A group of people is coming towards us. They’re tourists, from Japan it looks like, a trade delegation perhaps, on a tour of the historic landmarks or out for local colour. They’re diminutive and neatly turned out; each has his or her camera, his or her smile. They look around, bright-eyed, cocking their heads to one side like robins, their very cheerfulness aggressive, and I can’t help staring. It’s been a long time since I’ve seen skirts that short on women. The skirts reach just below the knee and the legs come out from beneath them, nearly naked in their thin stockings, blatant, the high-heeled shoes with their straps attached to the feet like delicate instruments of torture. The women teeter on their spiked feet as if on stilts, but off balance; their backs arch at the waist, thrusting the buttocks out. Their heads are uncovered and their hair too is exposed, in all its darkness and sexuality. They wear lipstick, red, outlining the damp cavities of their mouths, like scrawls on a washroom wall, of the time before.
I stop walking. Ofglen stops beside me and I know that she too cannot take her eyes off these women. We are fascinated, but also repelled. They seem undressed. It has taken so little time to change our minds, about things like this.
Then I think: I used to dress like that. That was freedom.
Westernized, they used to call it.
The Japanese tourists come towards us, twittering, and we turn our heads away too late: our faces have been seen.
There’s an interpreter, in the standard blue suit and red-patterned tie, with the winged-eye tie pin. He’s the one who steps forward, out of the group, in front of us, blocking our way. The tourists bunch behind him; one of them raises a camera.
“Excuse me,” he says to both of us, politely enough. “They’re asking if they can take your picture.”
I look down at the sidewalk, shake my head for No. What they must see is the white wings only, a scrap of face, my chin and part of my mouth. Not the eyes. I know better than to look the interpreter in the face. Most of the interpreters are Eyes, or so it’s said.
I also know better than to say Yes. Modesty is invisibility, said Aunt Lydia. Never forget it. To be seen – to be seen – is to be – her voice trembled – penetrated. What you must be, girls, is impenetrable. She called us girls.
Beside me, Ofglen is also silent. She’s tucked her red-gloved hands up into her sleeves, to hide them.
The interpreter turns back to the group, chatters at them in staccato. I know what he’ll be saying, I know the line. He’ll be telling them that the women here have different customs, that to stare at them through the lens of a camera is, for them, an experience of violation.
I’m looking down, at the sidewalk, mesmerized by the women’s feet. One of them is wearing open-toed sandals, the toenails painted pink. I remember the smell of nail polish, the way it wrinkled if you put the second coat on too soon, the satiny brushing of sheer pantyhose against the skin, the way the toes felt, pushed towards the opening in the shoe by the whole weight of the body. The woman with painted toes shifts from one foot to the other. I can feel her shoes, on my own feet. The smell of nail polish has made me hungry.

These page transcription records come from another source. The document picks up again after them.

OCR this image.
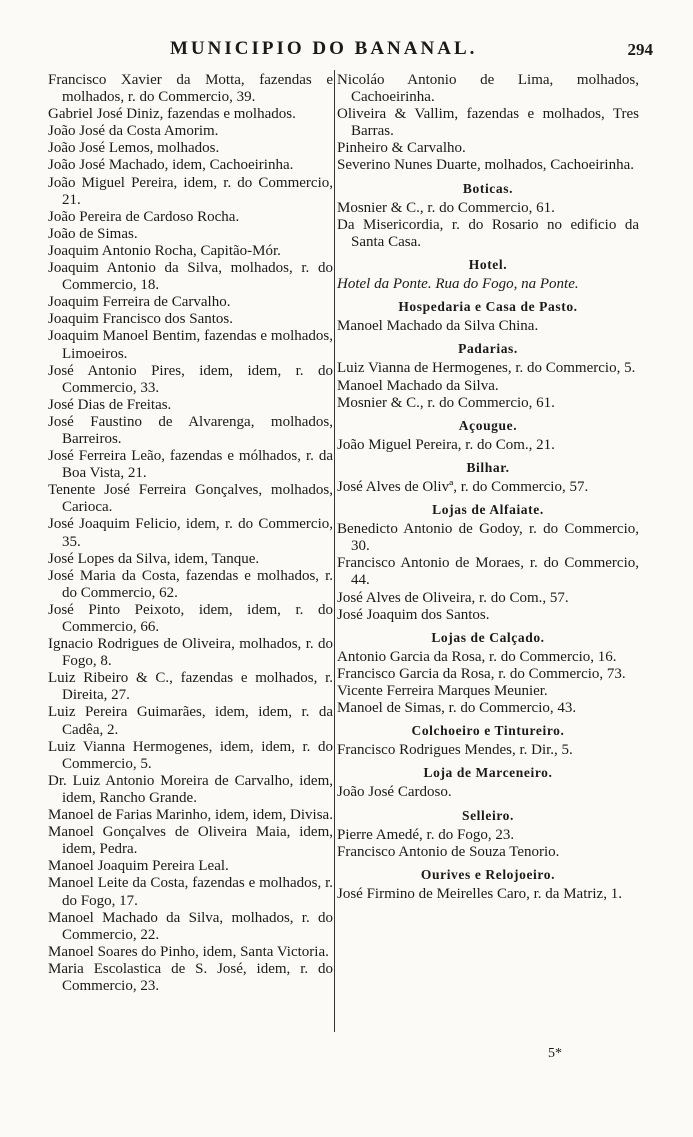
MUNICIPIO DO BANANAL.	294
Francisco Xavier da Motta, fazendas e molhados, r. do Commercio, 39.
Gabriel José Diniz, fazendas e molhados.
João José da Costa Amorim.
João José Lemos, molhados.
João José Machado, idem, Cachoeirinha.
João Miguel Pereira, idem, r. do Commercio, 21.
João Pereira de Cardoso Rocha.
João de Simas.
Joaquim Antonio Rocha, Capitão-Mór.
Joaquim Antonio da Silva, molhados, r. do Commercio, 18.
Joaquim Ferreira de Carvalho.
Joaquim Francisco dos Santos.
Joaquim Manoel Bentim, fazendas e molhados, Limoeiros.
José Antonio Pires, idem, idem, r. do Commercio, 33.
José Dias de Freitas.
José Faustino de Alvarenga, molhados, Barreiros.
José Ferreira Leão, fazendas e mólhados, r. da Boa Vista, 21.
Tenente José Ferreira Gonçalves, molhados, Carioca.
José Joaquim Felicio, idem, r. do Commercio, 35.
José Lopes da Silva, idem, Tanque.
José Maria da Costa, fazendas e molhados, r. do Commercio, 62.
José Pinto Peixoto, idem, idem, r. do Commercio, 66.
Ignacio Rodrigues de Oliveira, molhados, r. do Fogo, 8.
Luiz Ribeiro & C., fazendas e molhados, r. Direita, 27.
Luiz Pereira Guimarães, idem, idem, r. da Cadêa, 2.
Luiz Vianna Hermogenes, idem, idem, r. do Commercio, 5.
Dr. Luiz Antonio Moreira de Carvalho, idem, idem, Rancho Grande.
Manoel de Farias Marinho, idem, idem, Divisa.
Manoel Gonçalves de Oliveira Maia, idem, idem, Pedra.
Manoel Joaquim Pereira Leal.
Manoel Leite da Costa, fazendas e molhados, r. do Fogo, 17.
Manoel Machado da Silva, molhados, r. do Commercio, 22.
Manoel Soares do Pinho, idem, Santa Victoria.
Maria Escolastica de S. José, idem, r. do Commercio, 23.
Nicoláo Antonio de Lima, molhados, Cachoeirinha.
Oliveira & Vallim, fazendas e molhados, Tres Barras.
Pinheiro & Carvalho.
Severino Nunes Duarte, molhados, Cachoeirinha.
Boticas.
Mosnier & C., r. do Commercio, 61.
Da Misericordia, r. do Rosario no edificio da Santa Casa.
Hotel.
Hotel da Ponte. Rua do Fogo, na Ponte.
Hospedaria e Casa de Pasto.
Manoel Machado da Silva China.
Padarias.
Luiz Vianna de Hermogenes, r. do Commercio, 5.
Manoel Machado da Silva.
Mosnier & C., r. do Commercio, 61.
Açougue.
João Miguel Pereira, r. do Com., 21.
Bilhar.
José Alves de Olivª, r. do Commercio, 57.
Lojas de Alfaiate.
Benedicto Antonio de Godoy, r. do Commercio, 30.
Francisco Antonio de Moraes, r. do Commercio, 44.
José Alves de Oliveira, r. do Com., 57.
José Joaquim dos Santos.
Lojas de Calçado.
Antonio Garcia da Rosa, r. do Commercio, 16.
Francisco Garcia da Rosa, r. do Commercio, 73.
Vicente Ferreira Marques Meunier.
Manoel de Simas, r. do Commercio, 43.
Colchoeiro e Tintureiro.
Francisco Rodrigues Mendes, r. Dir., 5.
Loja de Marceneiro.
João José Cardoso.
Selleiro.
Pierre Amedé, r. do Fogo, 23.
Francisco Antonio de Souza Tenorio.
Ourives e Relojoeiro.
José Firmino de Meirelles Caro, r. da Matriz, 1.
5*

“Excuse me,” says the interpreter again, to catch our attention. I nod, to show I’ve heard him.
“He asks, are you happy,” says the interpreter. I can imagine it, their curiosity: Are they happy? How can they be happy? I can feel their bright black eyes on us, the way they lean a little forward to catch our answers, the women especially, but the men too: we are secret, forbidden, we excite them.
Ofglen says nothing. There is a silence. But sometimes it’s as dangerous not to speak.
“Yes, we are very happy,” I murmur. I have to say something. What else can I say?
The Handmaid’s Tale, chapter 5.
Introduction
“Gilead is within you” – Offred has absorbed Gilead’s values, yet the assimilation is not complete. She is off-balanced and torn between two sets of values. It is freedom she chooses although she is very reasonable.
The narrator invites the reader to follow her gradual evolution from external focalizer to internal focalizer: she describes but knows the system and therefore is able to criticize it.
The dramatic confrontation of two opposite worlds
Distinct versus indistinct
The focalization is external: she has swallowed the whole of Gilead’s values and viewpoints. As a consequence:
- tourists are regarded as aliens
- she has become a stranger to the Japanese tourists
- there is an opposition between Gilead and the western world
The Japanese tourists are distinct:
- they have a voice of their own, as well as an interpreter
- they are allowed to live their own existence
Conversely, Handmaids are indistinct, all similar: “she called us girls”. They are not allowed to have a face and are reduced to symbols and images, there are no human beings any longer. They are also denied a voice: “I nod”, “murmur”.